Publié le 16 mars 2016 à 01:01

La France est un pays très fertile. On y plante des fonctionnaires, il y pousse des impôts. » « A l'administration, on devrait confier l'inflation. Ca ne la stopperait pas mais ça la ralentirait considérablement quand même. » Clemenceau et Coluche, même son de cloche ! Côté lourdeur paperassière, la réputation de la France n'est plus à faire. Et si cet enfer bureaucratique devenait un avantage comparatif ? Existe-t-il un document plus complexe qu'un bulletin de salaire tricolore, reflet d'un droit social presque ubuesque ? Payfit compte pourtant sur lui pour faire sa fortune. Cette start-up propose aux PME un outil leur permettant de gérer elles-mêmes leurs fiches de paye sans douleur et pour un coût au moins deux fois moindre. « Fred de la compta » fait la même chose pour la comptabilité. Selon TechCrunch, la bible en ligne de la Silicon Valley, l'Hexagone a « une carte à jouer » : son industrie du droit est moins puissante que l'anglo-saxonne mais elle est bien plus « riche » en « chicanerie administrative et juridique ».

A chacun ses atouts. « S'ils savent le faire en France, ils y parviendront partout », a dit à propos de Payfit un investisseur allemand à Oussama Ammar, cofondateur de The Family, un « accélérateur de croissance » qui a pris la jeune pousse sous son aile. Ainsi donc, le fait de savoir s'orienter dans le maquis de la réglementation française pourrait servir de passeport à la brassée de jeunes pousses qui, depuis quelques mois, investissent le terrain du droit. Après les « fintechs », les « food techs » et les autres, voici les « legal techs », il s'en crée presque une par jour. N'en jetez plus, la Cour est pleine ! Le notariat français diffuse bien son modèle en Chine, pourquoi cette branche de la French Tech ne s'exporterait-elle pas ? En tout cas, elle y croit, la preuve, la plupart de ses représentants ont déjà abandonné l'usage du français dans leurs intitulés.
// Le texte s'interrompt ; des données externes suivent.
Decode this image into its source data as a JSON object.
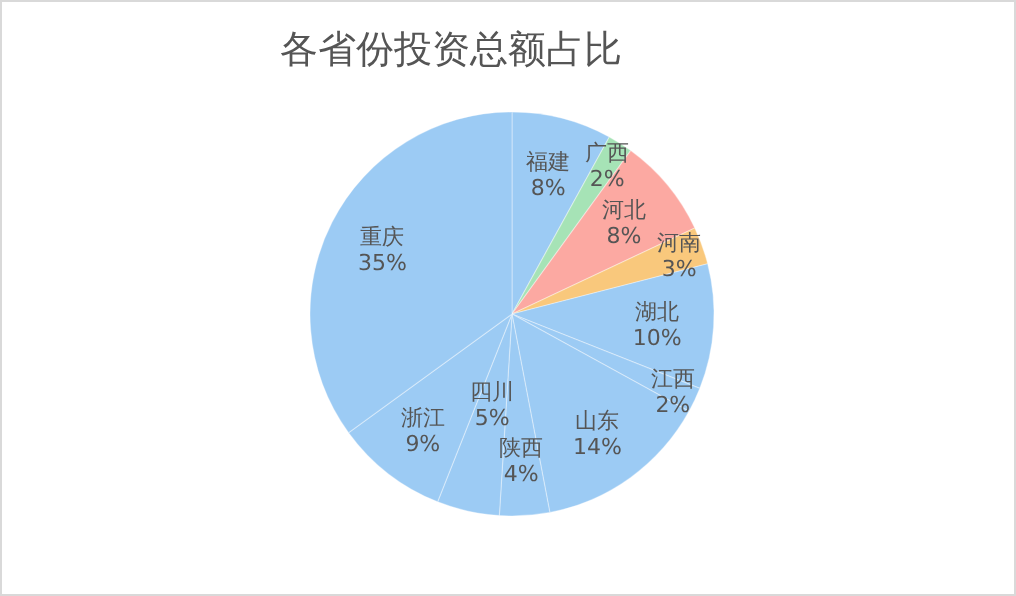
{
  "chart_data": {
    "type": "pie",
    "title": "各省份投资总额占比",
    "categories": [
      "福建",
      "广西",
      "河北",
      "河南",
      "湖北",
      "江西",
      "山东",
      "陕西",
      "四川",
      "浙江",
      "重庆"
    ],
    "values": [
      8,
      2,
      8,
      3,
      10,
      2,
      14,
      4,
      5,
      9,
      35
    ],
    "colors": [
      "#9ccbf4",
      "#a6e3b6",
      "#fca9a2",
      "#f9c87c",
      "#9ccbf4",
      "#9ccbf4",
      "#9ccbf4",
      "#9ccbf4",
      "#9ccbf4",
      "#9ccbf4",
      "#9ccbf4"
    ],
    "value_labels": [
      "8%",
      "2%",
      "8%",
      "3%",
      "10%",
      "2%",
      "14%",
      "4%",
      "5%",
      "9%",
      "35%"
    ],
    "data_labels": true
  }
}
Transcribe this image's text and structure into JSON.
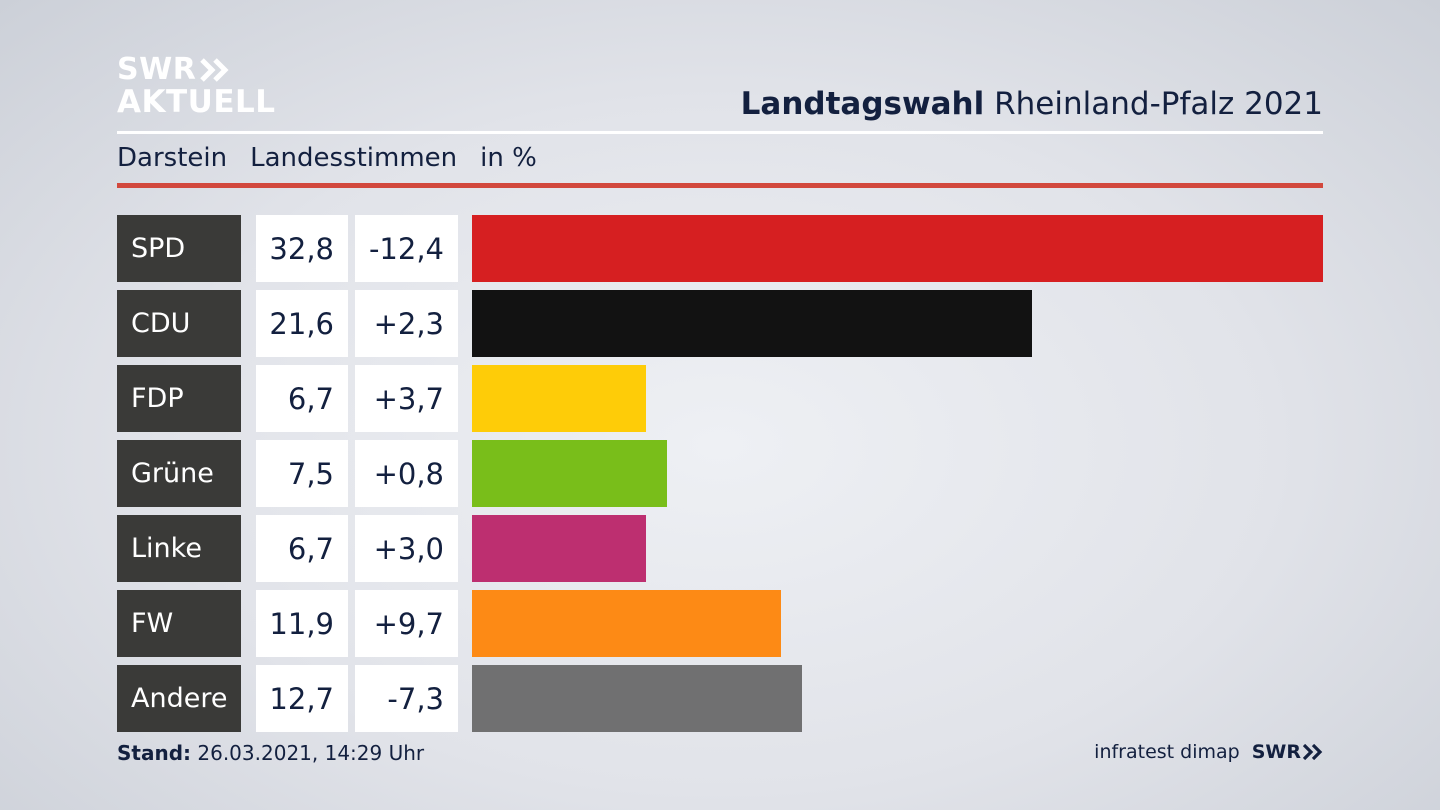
{
  "logo": {
    "line1": "SWR",
    "line2": "AKTUELL"
  },
  "header": {
    "title_bold": "Landtagswahl",
    "title_rest": "Rheinland-Pfalz 2021"
  },
  "subheader": {
    "region": "Darstein",
    "metric": "Landesstimmen",
    "unit": "in %"
  },
  "colors": {
    "accent_rule": "#d2483d",
    "label_bg": "#3a3a38"
  },
  "chart_data": {
    "type": "bar",
    "orientation": "horizontal",
    "categories": [
      "SPD",
      "CDU",
      "FDP",
      "Grüne",
      "Linke",
      "FW",
      "Andere"
    ],
    "values": [
      32.8,
      21.6,
      6.7,
      7.5,
      6.7,
      11.9,
      12.7
    ],
    "value_labels": [
      "32,8",
      "21,6",
      "6,7",
      "7,5",
      "6,7",
      "11,9",
      "12,7"
    ],
    "changes": [
      -12.4,
      2.3,
      3.7,
      0.8,
      3.0,
      9.7,
      -7.3
    ],
    "change_labels": [
      "-12,4",
      "+2,3",
      "+3,7",
      "+0,8",
      "+3,0",
      "+9,7",
      "-7,3"
    ],
    "colors": [
      "#d61f21",
      "#121212",
      "#fecc08",
      "#79be1a",
      "#bd2f70",
      "#fd8a15",
      "#707071"
    ],
    "xlim": [
      0,
      32.8
    ]
  },
  "footer": {
    "stand_label": "Stand:",
    "stand_value": "26.03.2021, 14:29 Uhr",
    "source": "infratest dimap",
    "brand": "SWR"
  }
}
Share Your Knowledge, fondée par Bérénice Doulcet, proposera d'ici peu aux juristes une application mobile, une sorte de LinkedIn, où ils pourront tout partager, connaissances, questions, contacts : comment, par exemple, trouver un confrère spécialiste en propriété intellectuelle à Bar-le-Duc ou au Chili, bref « réseauter » 4.0. Cette « appli » s'adressera aux professionnels mais la plupart des « legal techs » sont tournées vers les consommateurs du droit, entreprises et particuliers. Leur premier public est naturellement celui des start-up, dont elles partagent les préoccupations et l'esprit « disruptif ». Legalife, Captain Contrat ou Legalstart, leur leitmotiv est : simplifier, débarrasser les créateurs d'entreprise des démarches administratives, leur fournir leurs statuts en quelques clics et peu d'euros. A la ruée vers l'or numérique, les « legal techs » « fournissent les pelles », selon l'expression d'Oussama Ammar. « Nous automatisons toutes les étapes possibles de la création et de la vie de l'entreprise à commencer par l'immatriculation et l'établissement du pacte d'actionnaires », explique Sabine Zylberbogen, cofondatrice de Guacamol. S'agit-il pour Guacamol de réduire les avocats en purée ? Sabine Zylberbogen, avocate elle-même, plaide non coupable : Guacamol ne donne pas de conseils juridiques, chasse gardée des robes noires. Seuls échapperaient donc aux avocats les actes automatisables, les fameux « copier-coller », ceux, en un mot, à faible valeur ajoutée.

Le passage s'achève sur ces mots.